According to a 2013 study published by the Pew Research Center, nearly one-third of American adults ages 18-29 identify as having no religion. While our generation has been widely portrayed as haughty and defiant, I don’t believe our supposed arrogance to be a factor in this statistic.
First of all, it’s important to consider the fact that a large number of Americans today – even those older than we are – would consider themselves non-practicing when it comes to their faith. Growing up in a home where religion is vague and has little influence on everyday life can be confusing, and it doesn’t exactly make kids passionate about becoming more involved.
Instead of jumping to the conclusion that millenials are too stubborn and conceited to adhere to one religion’s practices, maybe we should look at it from a different perspective. Perhaps part of the reason such a large portion of our generation classifies themselves this way is because they would rather be passionate about their beliefs than hold a lukewarm position.
Another factor to consider is the age of the people in question. A different study also conducted by the Pew Research Center found that 28 percent of U.S. adults today have left the faith in which they were raised. Chances are, these people needed some time to reconsider their stance. If the same young adults who classified themselves as having no religion were to be surveyed again ten years from now, maybe some of their responses would be different.
Ultimately, regardless of the reason for these numbers, the effect that this growing religious ambiguity will have on our country’s future political climate will be dramatic. According to John P. Teehan, Ph.D., Hofstra University professor of religion and chair of the religion department, the idea of not being openly religious is “more of an option than it ever was before.”
For many young people, religion “helps provide a moral framework and context for [their] community,” said Teehan, explaining that religion is, “part of their understanding of how to be in the world.” But while a sense of belonging and tradition can have benefits, it can also be exclusive, and the rigidity of organized religion can be a turn off for our generation.

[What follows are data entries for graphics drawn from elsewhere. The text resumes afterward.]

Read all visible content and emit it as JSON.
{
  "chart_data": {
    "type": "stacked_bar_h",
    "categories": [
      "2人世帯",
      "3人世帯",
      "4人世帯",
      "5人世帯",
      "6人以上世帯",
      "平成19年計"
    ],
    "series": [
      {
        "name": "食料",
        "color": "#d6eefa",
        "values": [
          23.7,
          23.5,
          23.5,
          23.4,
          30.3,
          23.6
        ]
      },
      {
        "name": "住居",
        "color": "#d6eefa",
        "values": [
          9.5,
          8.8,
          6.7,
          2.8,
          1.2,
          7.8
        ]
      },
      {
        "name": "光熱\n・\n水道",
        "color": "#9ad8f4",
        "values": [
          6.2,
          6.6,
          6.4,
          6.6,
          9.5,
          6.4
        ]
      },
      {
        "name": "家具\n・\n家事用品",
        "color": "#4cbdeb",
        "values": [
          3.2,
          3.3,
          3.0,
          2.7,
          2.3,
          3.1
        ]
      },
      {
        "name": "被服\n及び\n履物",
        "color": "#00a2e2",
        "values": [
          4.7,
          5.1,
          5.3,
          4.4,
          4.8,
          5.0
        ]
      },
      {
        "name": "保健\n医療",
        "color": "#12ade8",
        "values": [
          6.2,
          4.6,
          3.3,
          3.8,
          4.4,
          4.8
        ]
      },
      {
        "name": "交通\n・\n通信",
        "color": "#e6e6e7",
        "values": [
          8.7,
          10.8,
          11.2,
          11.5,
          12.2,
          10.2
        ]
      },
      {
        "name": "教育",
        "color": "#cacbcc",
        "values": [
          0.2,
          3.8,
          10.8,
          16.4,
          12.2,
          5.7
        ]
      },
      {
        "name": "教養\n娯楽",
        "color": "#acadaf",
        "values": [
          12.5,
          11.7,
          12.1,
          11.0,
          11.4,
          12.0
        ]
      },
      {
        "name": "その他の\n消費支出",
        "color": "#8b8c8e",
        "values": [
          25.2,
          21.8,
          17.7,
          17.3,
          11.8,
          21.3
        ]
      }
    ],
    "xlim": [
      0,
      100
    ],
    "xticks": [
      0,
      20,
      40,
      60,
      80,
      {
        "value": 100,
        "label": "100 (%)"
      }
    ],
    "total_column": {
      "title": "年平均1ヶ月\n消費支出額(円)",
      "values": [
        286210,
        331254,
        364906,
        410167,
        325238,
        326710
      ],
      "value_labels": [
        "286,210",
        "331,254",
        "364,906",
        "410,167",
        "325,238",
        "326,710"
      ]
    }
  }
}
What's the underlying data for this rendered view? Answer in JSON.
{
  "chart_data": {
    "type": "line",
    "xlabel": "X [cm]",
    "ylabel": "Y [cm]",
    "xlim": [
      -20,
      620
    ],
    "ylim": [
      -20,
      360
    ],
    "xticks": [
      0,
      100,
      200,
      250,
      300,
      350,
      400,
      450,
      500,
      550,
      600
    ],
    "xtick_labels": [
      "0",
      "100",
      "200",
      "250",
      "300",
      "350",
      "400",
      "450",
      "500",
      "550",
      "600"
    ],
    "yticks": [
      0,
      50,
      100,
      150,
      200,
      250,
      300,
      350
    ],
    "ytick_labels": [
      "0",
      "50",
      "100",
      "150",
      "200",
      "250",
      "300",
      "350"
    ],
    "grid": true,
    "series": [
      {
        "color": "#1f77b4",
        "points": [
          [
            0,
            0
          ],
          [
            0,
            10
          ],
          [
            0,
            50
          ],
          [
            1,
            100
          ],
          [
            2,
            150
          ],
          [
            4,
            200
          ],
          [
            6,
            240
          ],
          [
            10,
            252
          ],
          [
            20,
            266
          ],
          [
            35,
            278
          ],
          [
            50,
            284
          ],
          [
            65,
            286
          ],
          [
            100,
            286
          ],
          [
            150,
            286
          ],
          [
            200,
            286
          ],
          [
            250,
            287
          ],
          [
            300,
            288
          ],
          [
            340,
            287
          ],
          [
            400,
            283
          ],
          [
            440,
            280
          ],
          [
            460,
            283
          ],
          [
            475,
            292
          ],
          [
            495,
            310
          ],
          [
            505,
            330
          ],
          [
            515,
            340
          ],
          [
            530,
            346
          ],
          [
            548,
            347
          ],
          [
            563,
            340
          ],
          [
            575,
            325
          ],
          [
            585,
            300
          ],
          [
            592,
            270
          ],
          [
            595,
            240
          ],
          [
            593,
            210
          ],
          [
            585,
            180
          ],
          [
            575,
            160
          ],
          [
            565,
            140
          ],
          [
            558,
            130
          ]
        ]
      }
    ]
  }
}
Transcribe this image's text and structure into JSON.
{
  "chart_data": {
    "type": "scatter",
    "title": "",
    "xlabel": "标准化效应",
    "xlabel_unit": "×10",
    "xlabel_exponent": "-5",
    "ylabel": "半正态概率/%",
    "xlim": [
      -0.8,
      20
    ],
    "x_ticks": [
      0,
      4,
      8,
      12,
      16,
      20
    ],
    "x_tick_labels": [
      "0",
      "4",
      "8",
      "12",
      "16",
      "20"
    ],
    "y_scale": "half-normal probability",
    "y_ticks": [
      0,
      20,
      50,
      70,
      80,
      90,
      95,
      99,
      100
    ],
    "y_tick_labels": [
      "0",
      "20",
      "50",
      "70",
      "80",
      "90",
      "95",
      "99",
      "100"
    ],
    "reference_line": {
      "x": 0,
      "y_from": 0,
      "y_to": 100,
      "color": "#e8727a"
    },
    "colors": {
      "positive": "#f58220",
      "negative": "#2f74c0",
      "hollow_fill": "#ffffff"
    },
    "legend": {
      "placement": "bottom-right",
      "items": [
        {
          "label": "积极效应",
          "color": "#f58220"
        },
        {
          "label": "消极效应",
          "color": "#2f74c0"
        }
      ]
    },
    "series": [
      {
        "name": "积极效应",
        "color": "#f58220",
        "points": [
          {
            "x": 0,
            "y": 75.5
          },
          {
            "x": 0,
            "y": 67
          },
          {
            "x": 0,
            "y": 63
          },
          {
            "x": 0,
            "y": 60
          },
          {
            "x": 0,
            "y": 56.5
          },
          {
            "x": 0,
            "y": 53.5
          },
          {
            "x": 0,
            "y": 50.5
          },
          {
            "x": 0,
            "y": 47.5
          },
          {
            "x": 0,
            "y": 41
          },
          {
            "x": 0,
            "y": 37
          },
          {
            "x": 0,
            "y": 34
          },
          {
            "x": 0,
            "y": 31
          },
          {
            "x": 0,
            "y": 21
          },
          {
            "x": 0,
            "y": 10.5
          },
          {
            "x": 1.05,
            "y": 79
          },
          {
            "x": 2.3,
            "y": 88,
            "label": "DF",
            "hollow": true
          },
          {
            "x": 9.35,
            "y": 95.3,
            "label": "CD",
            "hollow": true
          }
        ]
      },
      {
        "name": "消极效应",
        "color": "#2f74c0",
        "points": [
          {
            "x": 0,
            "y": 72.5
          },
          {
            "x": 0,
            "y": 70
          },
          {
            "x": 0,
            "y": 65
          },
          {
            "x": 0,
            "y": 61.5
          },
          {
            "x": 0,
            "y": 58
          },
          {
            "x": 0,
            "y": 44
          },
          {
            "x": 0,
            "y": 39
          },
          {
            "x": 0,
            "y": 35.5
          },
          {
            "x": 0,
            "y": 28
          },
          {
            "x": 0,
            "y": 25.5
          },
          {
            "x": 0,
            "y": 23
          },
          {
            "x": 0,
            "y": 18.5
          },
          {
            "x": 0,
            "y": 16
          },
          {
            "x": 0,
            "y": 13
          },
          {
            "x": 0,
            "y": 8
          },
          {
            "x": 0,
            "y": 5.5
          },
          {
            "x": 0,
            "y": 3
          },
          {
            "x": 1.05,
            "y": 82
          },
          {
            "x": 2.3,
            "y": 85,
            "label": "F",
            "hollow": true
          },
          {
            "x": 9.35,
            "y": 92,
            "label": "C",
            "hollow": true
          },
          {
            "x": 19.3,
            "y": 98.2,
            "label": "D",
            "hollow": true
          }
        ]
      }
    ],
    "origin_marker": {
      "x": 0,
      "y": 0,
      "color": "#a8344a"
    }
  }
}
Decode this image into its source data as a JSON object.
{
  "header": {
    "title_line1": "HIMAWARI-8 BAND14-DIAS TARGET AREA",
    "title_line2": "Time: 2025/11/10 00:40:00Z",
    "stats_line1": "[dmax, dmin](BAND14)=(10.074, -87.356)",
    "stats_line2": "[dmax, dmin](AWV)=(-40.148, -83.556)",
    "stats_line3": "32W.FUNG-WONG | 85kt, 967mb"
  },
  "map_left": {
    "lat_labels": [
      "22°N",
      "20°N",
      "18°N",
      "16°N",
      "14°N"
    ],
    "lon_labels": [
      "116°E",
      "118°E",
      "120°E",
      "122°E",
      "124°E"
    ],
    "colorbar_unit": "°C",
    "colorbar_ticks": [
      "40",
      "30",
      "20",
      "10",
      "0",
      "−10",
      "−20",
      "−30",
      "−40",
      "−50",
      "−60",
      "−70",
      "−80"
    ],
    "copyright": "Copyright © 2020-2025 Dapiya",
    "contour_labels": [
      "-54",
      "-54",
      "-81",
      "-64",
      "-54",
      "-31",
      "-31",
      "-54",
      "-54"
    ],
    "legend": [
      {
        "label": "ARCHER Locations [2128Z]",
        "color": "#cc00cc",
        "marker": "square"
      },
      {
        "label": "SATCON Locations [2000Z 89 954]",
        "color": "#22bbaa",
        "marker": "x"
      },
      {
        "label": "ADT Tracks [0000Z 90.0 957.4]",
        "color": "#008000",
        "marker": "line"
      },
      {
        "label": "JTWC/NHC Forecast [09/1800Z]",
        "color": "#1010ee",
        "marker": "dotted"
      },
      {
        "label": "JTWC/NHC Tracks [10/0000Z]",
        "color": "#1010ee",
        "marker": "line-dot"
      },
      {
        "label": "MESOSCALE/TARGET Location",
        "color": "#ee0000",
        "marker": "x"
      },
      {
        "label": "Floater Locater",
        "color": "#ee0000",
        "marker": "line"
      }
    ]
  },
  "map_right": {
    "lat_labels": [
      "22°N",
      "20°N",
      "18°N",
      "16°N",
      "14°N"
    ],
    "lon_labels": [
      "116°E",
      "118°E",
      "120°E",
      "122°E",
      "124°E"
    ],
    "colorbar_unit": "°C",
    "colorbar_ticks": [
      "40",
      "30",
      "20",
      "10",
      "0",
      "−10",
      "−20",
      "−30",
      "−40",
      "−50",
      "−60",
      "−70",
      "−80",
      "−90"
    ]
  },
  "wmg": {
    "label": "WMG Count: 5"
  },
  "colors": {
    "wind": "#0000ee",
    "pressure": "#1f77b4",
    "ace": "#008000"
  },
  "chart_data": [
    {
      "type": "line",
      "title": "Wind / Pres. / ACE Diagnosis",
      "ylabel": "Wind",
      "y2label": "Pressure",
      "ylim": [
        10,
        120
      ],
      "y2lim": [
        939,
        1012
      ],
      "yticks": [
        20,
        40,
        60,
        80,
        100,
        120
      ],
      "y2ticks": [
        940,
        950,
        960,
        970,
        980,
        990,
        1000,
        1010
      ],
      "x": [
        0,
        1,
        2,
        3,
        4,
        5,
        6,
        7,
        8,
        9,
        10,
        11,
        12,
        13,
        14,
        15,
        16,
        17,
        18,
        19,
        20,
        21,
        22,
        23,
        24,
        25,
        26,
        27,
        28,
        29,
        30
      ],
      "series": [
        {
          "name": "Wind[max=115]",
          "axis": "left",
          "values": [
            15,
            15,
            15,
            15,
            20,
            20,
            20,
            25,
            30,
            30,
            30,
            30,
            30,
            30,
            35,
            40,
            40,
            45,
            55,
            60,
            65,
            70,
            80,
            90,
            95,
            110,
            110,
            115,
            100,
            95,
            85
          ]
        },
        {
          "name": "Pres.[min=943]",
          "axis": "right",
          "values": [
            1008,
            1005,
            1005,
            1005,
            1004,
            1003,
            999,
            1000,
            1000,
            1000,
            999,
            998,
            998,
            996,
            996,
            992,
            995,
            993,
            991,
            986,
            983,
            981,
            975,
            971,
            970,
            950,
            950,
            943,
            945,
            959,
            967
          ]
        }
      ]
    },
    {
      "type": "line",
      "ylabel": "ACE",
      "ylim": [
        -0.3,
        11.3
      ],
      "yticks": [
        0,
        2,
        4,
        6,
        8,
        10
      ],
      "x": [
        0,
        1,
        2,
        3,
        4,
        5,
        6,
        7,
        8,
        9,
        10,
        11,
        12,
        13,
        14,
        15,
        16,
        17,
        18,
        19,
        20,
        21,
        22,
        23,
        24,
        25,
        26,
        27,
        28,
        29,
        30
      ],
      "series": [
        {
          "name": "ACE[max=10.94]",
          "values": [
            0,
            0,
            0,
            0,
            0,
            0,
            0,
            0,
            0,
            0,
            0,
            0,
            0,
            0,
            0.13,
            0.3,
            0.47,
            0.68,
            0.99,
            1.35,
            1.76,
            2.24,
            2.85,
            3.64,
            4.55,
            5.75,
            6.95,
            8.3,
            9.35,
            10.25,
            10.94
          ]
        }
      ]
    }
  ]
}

Therefore, Teehan said he believes it is very possible that as the open-minded millennials grow older and begin families of their own, the U.S. could become more secular.
If the agnostic demographic continues to grow, the amount of opposition to certain legislation on religious grounds will inevitably decrease. While it may take several decades for this change to become prominent, the shift toward a more secular America will be interesting to witness.
As for now, instead of critics labeling this generation as self-engrossed, maybe they should instead be taking a closer look at its integrity.